Actually evolution science does not mean what it says even though it does not use poetry in its peer reviewed papers. For example in evolution world view, all cosmos and everything in it including DNA information came about out of the singularity, ie ‘nothing’, via big bang(s) Almost all fossils are millions of years old in this worldview without mentioning the fine details of what assumptions were made to arrive at the age and how dating methods were calibrated.

This history science is an endangered and protected science for intelligence is not allowed in this worldview.

Like Aristotelian scientists, evolution scientists prop up their worldview by any means.
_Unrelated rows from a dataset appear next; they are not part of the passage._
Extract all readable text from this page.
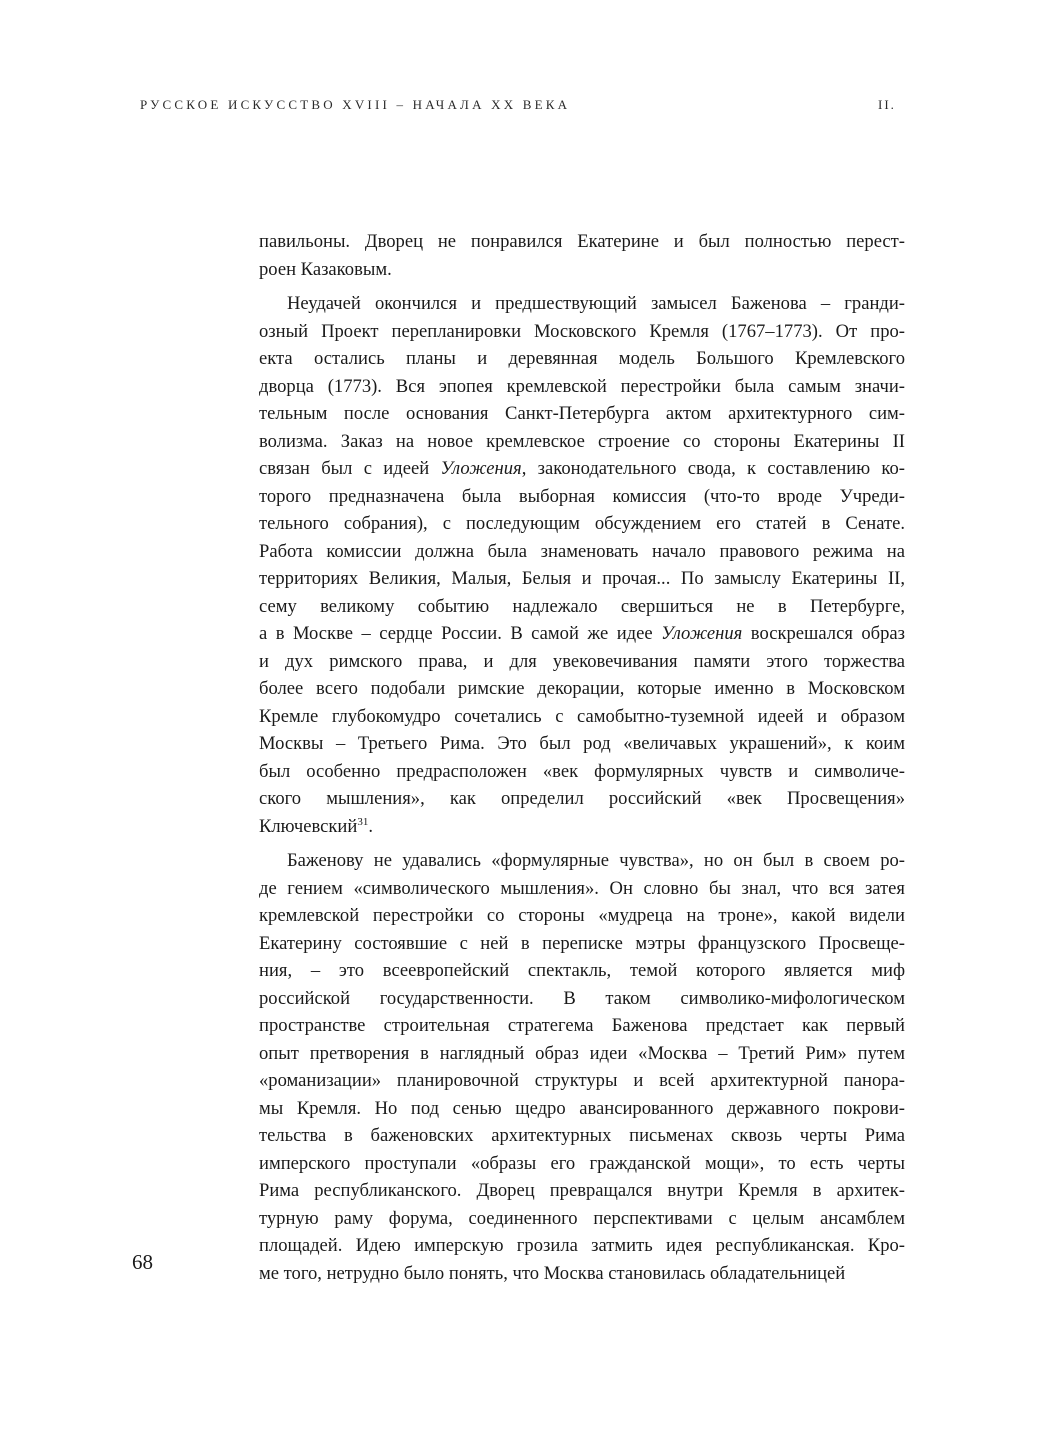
РУССКОЕ ИСКУССТВО XVIII – НАЧАЛА XX ВЕКА	II.
павильоны. Дворец не понравился Екатерине и был полностью перест-
роен Казаковым.
Неудачей окончился и предшествующий замысел Баженова – гранди-
озный Проект перепланировки Московского Кремля (1767–1773). От про-
екта остались планы и деревянная модель Большого Кремлевского
дворца (1773). Вся эпопея кремлевской перестройки была самым значи-
тельным после основания Санкт-Петербурга актом архитектурного сим-
волизма. Заказ на новое кремлевское строение со стороны Екатерины II
связан был с идеей Уложения, законодательного свода, к составлению ко-
торого предназначена была выборная комиссия (что-то вроде Учреди-
тельного собрания), с последующим обсуждением его статей в Сенате.
Работа комиссии должна была знаменовать начало правового режима на
территориях Великия, Малыя, Белыя и прочая... По замыслу Екатерины II,
сему великому событию надлежало свершиться не в Петербурге,
а в Москве – сердце России. В самой же идее Уложения воскрешался образ
и дух римского права, и для увековечивания памяти этого торжества
более всего подобали римские декорации, которые именно в Московском
Кремле глубокомудро сочетались с самобытно-туземной идеей и образом
Москвы – Третьего Рима. Это был род «величавых украшений», к коим
был особенно предрасположен «век формулярных чувств и символиче-
ского мышления», как определил российский «век Просвещения»
Ключевский$^{31}$.
Баженову не удавались «формулярные чувства», но он был в своем ро-
де гением «символического мышления». Он словно бы знал, что вся затея
кремлевской перестройки со стороны «мудреца на троне», какой видели
Екатерину состоявшие с ней в переписке мэтры французского Просвеще-
ния, – это всеевропейский спектакль, темой которого является миф
российской государственности. В таком символико-мифологическом
пространстве строительная стратегема Баженова предстает как первый
опыт претворения в наглядный образ идеи «Москва – Третий Рим» путем
«романизации» планировочной структуры и всей архитектурной панора-
мы Кремля. Но под сенью щедро авансированного державного покрови-
тельства в баженовских архитектурных письменах сквозь черты Рима
имперского проступали «образы его гражданской мощи», то есть черты
Рима республиканского. Дворец превращался внутри Кремля в архитек-
турную раму форума, соединенного перспективами с целым ансамблем
площадей. Идею имперскую грозила затмить идея республиканская. Кро-
ме того, нетрудно было понять, что Москва становилась обладательницей
68
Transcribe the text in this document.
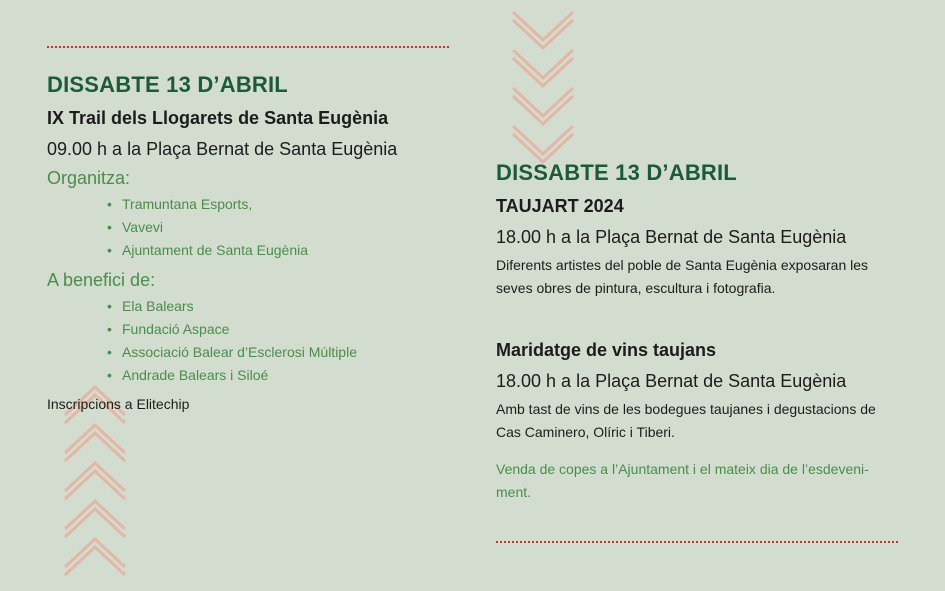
DISSABTE 13 D’ABRIL

IX Trail dels Llogarets de Santa Eugènia

09.00 h a la Plaça Bernat de Santa Eugènia

Organitza:

• Tramuntana Esports,
• Vavevi
• Ajuntament de Santa Eugènia

A benefici de:

• Ela Balears
• Fundació Aspace
• Associació Balear d’Esclerosi Múltiple
• Andrade Balears i Siloé

Inscripcions a Elitechip

DISSABTE 13 D’ABRIL

TAUJART 2024

18.00 h a la Plaça Bernat de Santa Eugènia

Diferents artistes del poble de Santa Eugènia exposaran les

seves obres de pintura, escultura i fotografia.

Maridatge de vins taujans

18.00 h a la Plaça Bernat de Santa Eugènia

Amb tast de vins de les bodegues taujanes i degustacions de

Cas Caminero, Olíric i Tiberi.

Venda de copes a l’Ajuntament i el mateix dia de l’esdeveni-

ment.
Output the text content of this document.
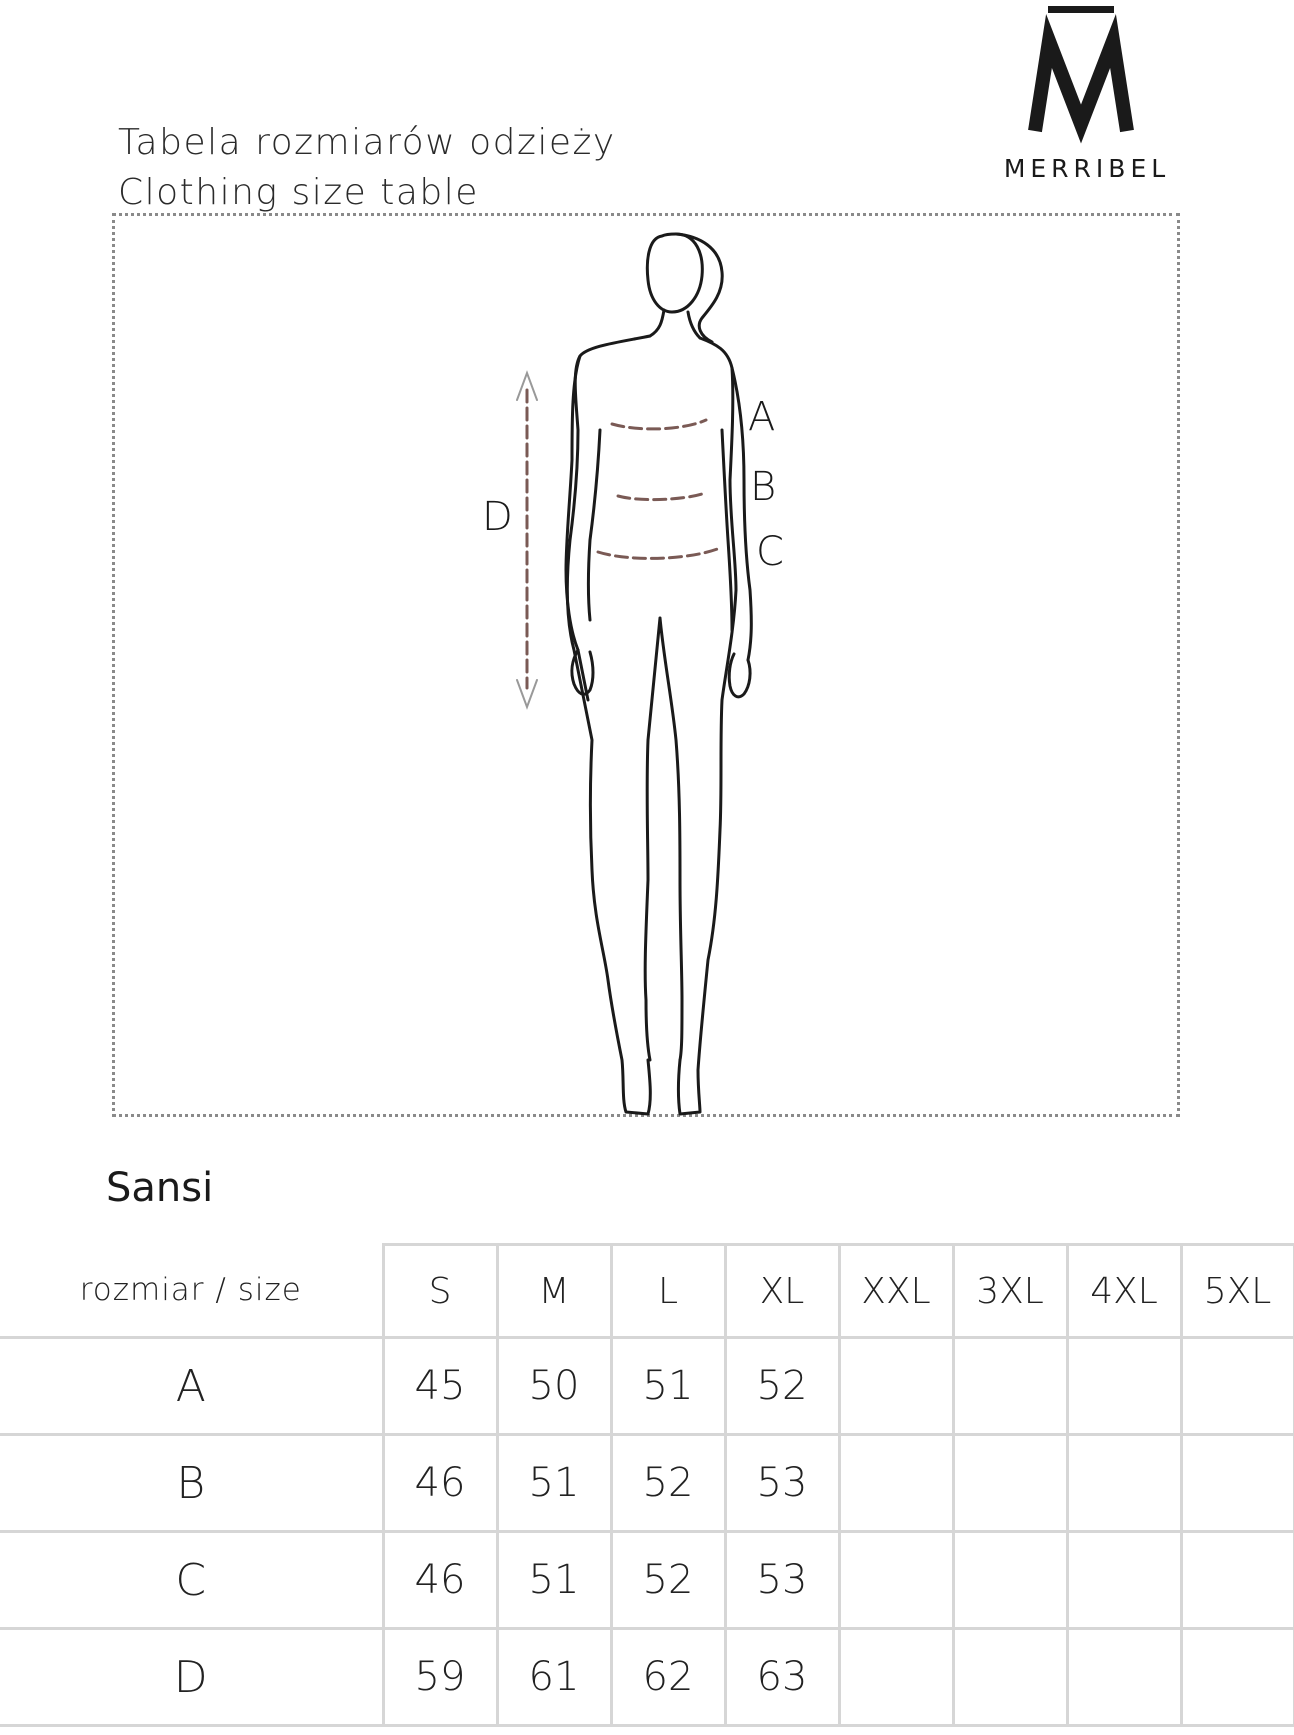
Tabela rozmiarów odzieży
Clothing size table
MERRIBEL
A
B
C
D
Sansi
rozmiar / size	S	M	L	XL	XXL	3XL	4XL	5XL
A	45	50	51	52				
B	46	51	52	53				
C	46	51	52	53				
D	59	61	62	63				
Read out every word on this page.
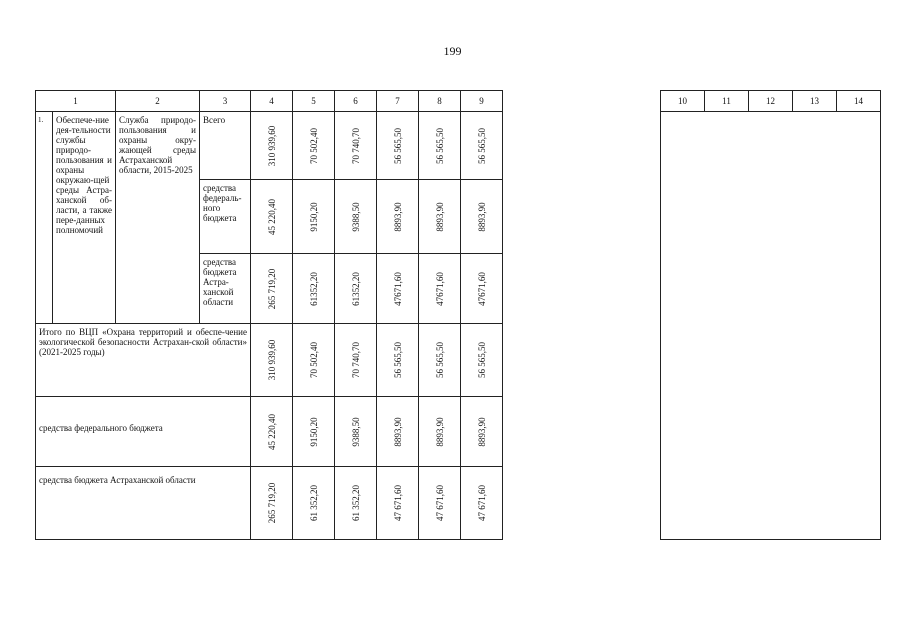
199
1		2	3	4	5	6	7	8	9		10	11	12	13	14
1.	Обеспече-ние дея-тельности службы природо-пользования и охраны окружаю-щей среды Астра-ханской об-ласти, а также пере-данных полномочий	Служба природо-пользования и охраны окру-жающей среды Астраханской области, 2015-2025	Всего	310 939,60	70 502,40	70 740,70	56 565,50	56 565,50	56 565,50						

			средства федераль-ного бюджета	45 220,40	9150,20	9388,50	8893,90	8893,90	8893,90						

			средства бюджета Астра-ханской области	265 719,20	61352,20	61352,20	47671,60	47671,60	47671,60						

Итого по ВЦП «Охрана территорий и обеспе-чение экологической безопасности Астрахан-ской области» (2021-2025 годы)				310 939,60	70 502,40	70 740,70	56 565,50	56 565,50	56 565,50						

средства федерального бюджета				45 220,40	9150,20	9388,50	8893,90	8893,90	8893,90						

средства бюджета Астраханской области				265 719,20	61 352,20	61 352,20	47 671,60	47 671,60	47 671,60						
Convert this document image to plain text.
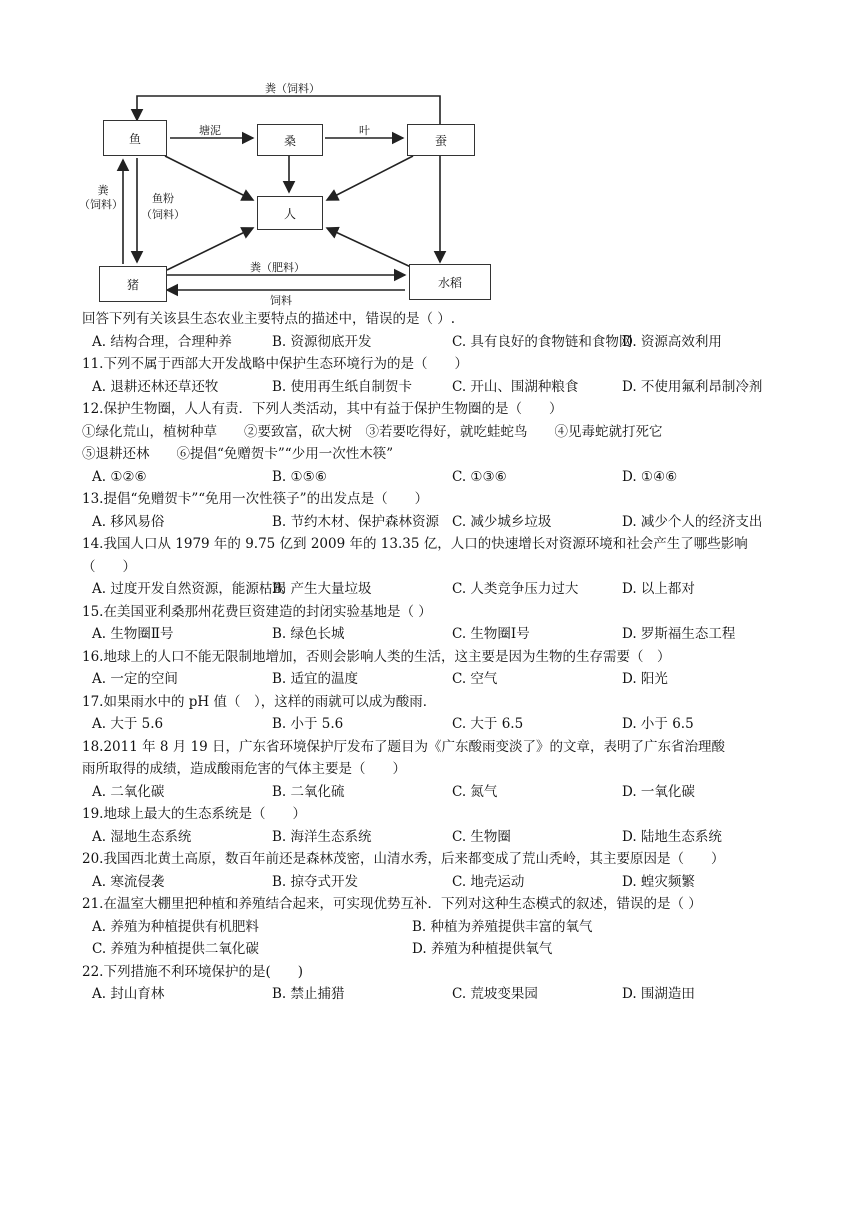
鱼	桑	蚕
人
猪	水稻
粪（饲料）
塘泥	叶
粪
（饲料）	鱼粉
（饲料）
粪（肥料）
饲料
回答下列有关该县生态农业主要特点的描述中，错误的是（ ）.
A. 结构合理，合理种养	B. 资源彻底开发	C. 具有良好的食物链和食物网
D. 资源高效利用
11.下列不属于西部大开发战略中保护生态环境行为的是（　　）
A. 退耕还林还草还牧	B. 使用再生纸自制贺卡	C. 开山、围湖种粮食	D. 不使用氟利昂制冷剂
12.保护生物圈，人人有责．下列人类活动，其中有益于保护生物圈的是（　　）
①绿化荒山，植树种草　　②要致富，砍大树　③若要吃得好，就吃蛙蛇鸟　　④见毒蛇就打死它
⑤退耕还林　　⑥提倡“免赠贺卡”“少用一次性木筷”
A. ①②⑥	B. ①⑤⑥	C. ①③⑥	D. ①④⑥
13.提倡“免赠贺卡”“免用一次性筷子”的出发点是（　　）
A. 移风易俗	B. 节约木材、保护森林资源 C. 减少城乡垃圾	D. 减少个人的经济支出
14.我国人口从 1979 年的 9.75 亿到 2009 年的 13.35 亿，人口的快速增长对资源环境和社会产生了哪些影响
（　　）
A. 过度开发自然资源，能源枯竭
B. 产生大量垃圾	C. 人类竞争压力过大	D. 以上都对
15.在美国亚利桑那州花费巨资建造的封闭实验基地是（ ）
A. 生物圈Ⅱ号	B. 绿色长城	C. 生物圈Ⅰ号	D. 罗斯福生态工程
16.地球上的人口不能无限制地增加，否则会影响人类的生活，这主要是因为生物的生存需要（　）
A. 一定的空间	B. 适宜的温度	C. 空气	D. 阳光
17.如果雨水中的 pH 值（　），这样的雨就可以成为酸雨．
A. 大于 5.6	B. 小于 5.6	C. 大于 6.5	D. 小于 6.5
18.2011 年 8 月 19 日，广东省环境保护厅发布了题目为《广东酸雨变淡了》的文章，表明了广东省治理酸
雨所取得的成绩，造成酸雨危害的气体主要是（　　）
A. 二氧化碳	B. 二氧化硫	C. 氮气	D. 一氧化碳
19.地球上最大的生态系统是（　　）
A. 湿地生态系统	B. 海洋生态系统	C. 生物圈	D. 陆地生态系统
20.我国西北黄土高原，数百年前还是森林茂密，山清水秀，后来都变成了荒山秃岭，其主要原因是（　　）
A. 寒流侵袭	B. 掠夺式开发	C. 地壳运动	D. 蝗灾频繁
21.在温室大棚里把种植和养殖结合起来，可实现优势互补．下列对这种生态模式的叙述，错误的是（ ）
A. 养殖为种植提供有机肥料	B. 种植为养殖提供丰富的氧气
C. 养殖为种植提供二氧化碳	D. 养殖为种植提供氧气
22.下列措施不利环境保护的是(　　)
A. 封山育林	B. 禁止捕猎	C. 荒坡变果园	D. 围湖造田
Even forensic science is not as bad as the evolution science.
Richard G.
Congratulations Bro Russell. You were helped by God to give a good but brief answer to these specious queries. I doubt the honesty or certainly the depth of many of your questioners so I suggest you take comfort in the fact that you are probably greatly helping ones like me who want to believe in the normal literal sense of the Word of God. Unfortunately I have a cousin brought up like me in the lap of spiritual luxury (in NZ)like me but he turned away from orthodoxy and even said that Bishop John Selby's book "Rescuing the Bible from Fundamentalism" helped him the most. However when I judiciously emailed him a diatribe showing up Spong's charlatanism he ignored it, full stop. Few doubters will accept your patient help and most people are very shallow in their thinking and in their knowledge of science or the Bible so you need patience toward them but be encouraged that some honest and obedient (to the Truth) people are being helped immensely through your giftedness.
Susan W.
Thanks again for another great article. You really helped me to understand this clearly. If I tell my husband "You are the sunshine of my life" (like in the Stevie Wonder song)that is obviously poetic. If I read the weather report and it says there is a 100 percent chance of sunshine, and I tell my husband "You will be out in the sun today", that is just a factual staement, no poetry involved. As a human created in God's image I have the capacilty for both poetry and factual conceptual frameworks. They express different aspects of my soul. In the above quotations both statemwnts are acurate, yet their expression is different.
Thanks for helping me see this, I think I can explain it to my kids when the need comes up in the future. You at CMI are so helpful!
Jack C.
How ironic. Here we have a person who doubts the literal meaning of Genesis yet doesn't state what Genesis is all about. Sounds like a confused person who wouldn't mind seeing the pages of Genesis ripped out of the Bible.